Journal 20: Sula
The focus of this chapter is on the various evils of society as well as social inequalities in society. The chapter also makes a reflection of the various relationships between families, friends, African Americans, and the Whites in addition to the relationship between men and women as depicted between Sula and Jude.
The most important point made in this chapter is about Sula’s character. Sula had snatched Nel’s husband Jude and slept with him. It is also apparent that Sula slept casually with the White men which depict her as an unpleasant, obnoxious, irritating, and evil character. The author says that Sula always slept with men in the town. This is important because by deciding to sleep with Jude, Sula becomes can only be described as a betrayal to Nel as they are both inseparable friends yet Sula has no control or compassion for her deeds.

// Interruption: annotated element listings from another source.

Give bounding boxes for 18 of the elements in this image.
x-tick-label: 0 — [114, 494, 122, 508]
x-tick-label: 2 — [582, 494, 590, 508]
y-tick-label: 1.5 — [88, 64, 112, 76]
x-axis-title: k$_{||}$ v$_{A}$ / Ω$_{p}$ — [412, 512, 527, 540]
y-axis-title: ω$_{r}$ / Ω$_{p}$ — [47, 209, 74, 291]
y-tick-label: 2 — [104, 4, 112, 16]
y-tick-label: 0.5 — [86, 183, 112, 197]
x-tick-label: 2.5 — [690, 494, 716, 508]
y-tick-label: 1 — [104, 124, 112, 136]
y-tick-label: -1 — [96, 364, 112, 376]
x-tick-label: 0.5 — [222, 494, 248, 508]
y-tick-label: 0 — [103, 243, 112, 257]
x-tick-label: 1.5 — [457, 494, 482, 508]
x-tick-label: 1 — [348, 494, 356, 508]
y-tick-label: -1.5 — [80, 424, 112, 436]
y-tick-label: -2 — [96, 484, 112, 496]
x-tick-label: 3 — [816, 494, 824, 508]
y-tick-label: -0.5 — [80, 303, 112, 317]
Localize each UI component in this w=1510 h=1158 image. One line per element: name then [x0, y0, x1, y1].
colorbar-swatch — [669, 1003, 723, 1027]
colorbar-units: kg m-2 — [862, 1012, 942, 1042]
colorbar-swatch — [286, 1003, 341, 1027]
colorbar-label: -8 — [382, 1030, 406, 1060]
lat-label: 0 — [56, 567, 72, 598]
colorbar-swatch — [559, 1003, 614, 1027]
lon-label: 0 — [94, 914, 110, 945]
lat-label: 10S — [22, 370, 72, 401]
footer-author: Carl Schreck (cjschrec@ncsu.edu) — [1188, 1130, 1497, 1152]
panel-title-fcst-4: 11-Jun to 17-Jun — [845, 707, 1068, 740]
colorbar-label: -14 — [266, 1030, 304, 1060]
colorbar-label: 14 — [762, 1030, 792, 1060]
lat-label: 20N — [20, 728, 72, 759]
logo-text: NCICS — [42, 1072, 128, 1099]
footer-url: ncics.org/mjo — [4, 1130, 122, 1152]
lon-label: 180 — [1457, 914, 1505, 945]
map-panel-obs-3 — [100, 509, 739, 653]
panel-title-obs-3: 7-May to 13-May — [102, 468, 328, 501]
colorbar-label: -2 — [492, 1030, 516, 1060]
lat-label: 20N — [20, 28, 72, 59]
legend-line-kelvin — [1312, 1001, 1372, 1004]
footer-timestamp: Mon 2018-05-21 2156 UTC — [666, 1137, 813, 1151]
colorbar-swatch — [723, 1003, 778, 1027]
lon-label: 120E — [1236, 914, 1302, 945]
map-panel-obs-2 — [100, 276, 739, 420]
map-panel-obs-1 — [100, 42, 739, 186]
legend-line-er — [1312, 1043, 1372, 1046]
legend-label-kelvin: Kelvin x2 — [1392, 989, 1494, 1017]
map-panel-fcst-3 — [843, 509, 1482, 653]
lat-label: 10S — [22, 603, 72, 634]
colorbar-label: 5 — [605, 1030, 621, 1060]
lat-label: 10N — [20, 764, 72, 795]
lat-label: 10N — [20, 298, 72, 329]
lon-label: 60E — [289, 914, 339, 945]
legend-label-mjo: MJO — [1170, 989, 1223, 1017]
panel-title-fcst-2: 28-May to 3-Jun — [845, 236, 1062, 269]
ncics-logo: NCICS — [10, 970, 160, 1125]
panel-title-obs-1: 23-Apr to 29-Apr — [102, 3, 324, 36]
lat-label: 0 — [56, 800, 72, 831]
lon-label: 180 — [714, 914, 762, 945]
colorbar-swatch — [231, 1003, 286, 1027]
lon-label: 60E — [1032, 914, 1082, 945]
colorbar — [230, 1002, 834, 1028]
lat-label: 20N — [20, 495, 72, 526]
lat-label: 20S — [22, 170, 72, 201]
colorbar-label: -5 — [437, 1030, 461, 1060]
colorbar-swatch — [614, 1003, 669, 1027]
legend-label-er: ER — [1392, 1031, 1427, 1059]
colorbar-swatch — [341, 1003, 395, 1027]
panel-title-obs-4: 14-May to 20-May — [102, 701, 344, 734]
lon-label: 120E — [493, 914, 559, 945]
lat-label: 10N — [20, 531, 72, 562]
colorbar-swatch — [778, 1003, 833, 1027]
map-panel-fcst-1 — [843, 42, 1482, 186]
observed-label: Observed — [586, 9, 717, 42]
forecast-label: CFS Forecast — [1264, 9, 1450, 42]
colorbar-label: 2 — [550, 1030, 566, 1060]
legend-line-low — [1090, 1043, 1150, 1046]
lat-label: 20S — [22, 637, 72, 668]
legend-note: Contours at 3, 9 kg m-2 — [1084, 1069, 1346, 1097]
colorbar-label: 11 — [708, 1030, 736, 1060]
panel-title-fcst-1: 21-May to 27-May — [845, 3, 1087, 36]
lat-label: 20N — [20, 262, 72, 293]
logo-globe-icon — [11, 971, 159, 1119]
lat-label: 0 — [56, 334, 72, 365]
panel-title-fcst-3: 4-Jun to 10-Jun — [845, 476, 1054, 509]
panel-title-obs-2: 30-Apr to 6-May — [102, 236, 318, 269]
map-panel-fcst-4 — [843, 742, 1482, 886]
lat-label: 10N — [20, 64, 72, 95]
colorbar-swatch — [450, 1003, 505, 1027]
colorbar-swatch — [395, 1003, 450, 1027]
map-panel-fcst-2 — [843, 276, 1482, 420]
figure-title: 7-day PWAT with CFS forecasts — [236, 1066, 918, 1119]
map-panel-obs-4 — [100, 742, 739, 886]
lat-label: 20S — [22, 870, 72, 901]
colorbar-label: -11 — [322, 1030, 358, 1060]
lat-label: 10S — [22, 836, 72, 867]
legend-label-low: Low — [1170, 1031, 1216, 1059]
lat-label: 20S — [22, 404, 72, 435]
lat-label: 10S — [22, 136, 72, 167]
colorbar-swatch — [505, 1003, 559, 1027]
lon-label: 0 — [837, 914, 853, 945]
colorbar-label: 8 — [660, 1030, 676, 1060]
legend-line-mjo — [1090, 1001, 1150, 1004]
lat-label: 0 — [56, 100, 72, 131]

The interesting is to know that Sula unlike many of the women of her age she did not have any signs of aging. The author says” Among the weighty evidence piling up was the fact that Sula did not look her age. She was near Thirty and unlike them she had no lost tooth, suffered bruises, developed no ring of fat at her waist or pocket at the back of her neck”(pg,115). She never was never even attacked by common diseases in her childhood. Even when she took beer she never belched. These descriptions of Sula are not only strange but also interesting. This shows that Sula had been able to maintain her beauty and she looked gracious perhaps explaining the reason why she slept with so many men who were not her husbands.
The question to ask is it that people did not believe in Eva being put into Sunnydale?